Durante la inauguración, el secretario general de la Conferencia del Episcopado Mexicano, Héctor Mario Pérez, afirmó que este segundo encuentro surge del dolor acumulado del primero y de las ausencias que continúan aumentando. Señaló que la paz no puede mantenerse como un deseo abstracto y requiere responsabilidad cotidiana y acciones verificables. Subrayó que el diálogo, pese a su complejidad, es un instrumento indispensable para transformar la realidad.
El arzobispo de Guadalajara, José Francisco Robles Ortega, dio la bienvenida a los asistentes y llamó a encender la paz desde la vida cotidiana. Explicó que, frente a quienes buscan inhibirla mediante la violencia, el encuentro pretende fortalecerla desde espacios inmediatos como la familia, la escuela, el barrio y el trabajo. Añadió que la construcción de paz exige análisis permanente, diálogo sostenido y acciones concretas en los territorios.

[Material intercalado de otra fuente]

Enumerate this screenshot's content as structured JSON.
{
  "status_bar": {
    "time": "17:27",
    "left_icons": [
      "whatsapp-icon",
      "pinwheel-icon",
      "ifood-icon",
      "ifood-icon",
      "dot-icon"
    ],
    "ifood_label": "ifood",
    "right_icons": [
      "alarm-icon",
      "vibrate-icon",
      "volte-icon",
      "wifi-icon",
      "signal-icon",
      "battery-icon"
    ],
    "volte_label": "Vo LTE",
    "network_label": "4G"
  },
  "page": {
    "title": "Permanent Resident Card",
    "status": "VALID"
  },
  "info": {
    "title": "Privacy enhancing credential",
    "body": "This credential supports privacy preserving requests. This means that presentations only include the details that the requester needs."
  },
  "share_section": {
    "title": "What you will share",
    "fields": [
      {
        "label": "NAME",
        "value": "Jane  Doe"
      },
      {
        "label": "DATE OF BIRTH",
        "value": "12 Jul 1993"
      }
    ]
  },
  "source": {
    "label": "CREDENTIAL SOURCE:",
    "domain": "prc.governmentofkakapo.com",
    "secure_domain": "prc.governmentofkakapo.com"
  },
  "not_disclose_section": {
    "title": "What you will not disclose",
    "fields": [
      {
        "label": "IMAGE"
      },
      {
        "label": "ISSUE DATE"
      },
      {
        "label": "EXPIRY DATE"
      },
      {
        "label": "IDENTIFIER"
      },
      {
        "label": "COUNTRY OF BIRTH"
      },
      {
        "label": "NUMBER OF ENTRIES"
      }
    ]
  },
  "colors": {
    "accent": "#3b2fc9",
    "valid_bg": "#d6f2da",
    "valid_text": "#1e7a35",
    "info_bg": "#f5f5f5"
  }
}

En este contexto, el secretario ejecutivo del Diálogo Nacional por la Paz, Jorge Atilano, presentó el recorrido y las etapas del movimiento, surgido como respuesta al impacto social de la violencia. Explicó que el proceso busca articular a diversos actores —académicos, familias buscadoras, jóvenes, empresarios, comunidades indígenas, migrantes, autoridades y organizaciones sociales— para compartir prácticas y generar acuerdos que permitan condiciones reales de paz.
Atilano detalló que, en tres años y medio, el movimiento ha transitado por varias fases: la elaboración de la Agenda Nacional de Paz en 2023; la firma de los Compromisos por la Paz por autoridades de distintos niveles en 2024; y la implementación de proyectos locales en 2025 orientados a la reconstrucción comunitaria. Anunció el inicio de una cuarta etapa enfocada en compartir metodologías y articular esfuerzos con mayor alcance.
El encuentro continuará como un espacio de reflexión y coordinación entre Iglesia, sociedad civil y comunidades afectadas, con el objetivo de construir respuestas colectivas frente a la violencia, la polarización y la desconfianza institucional.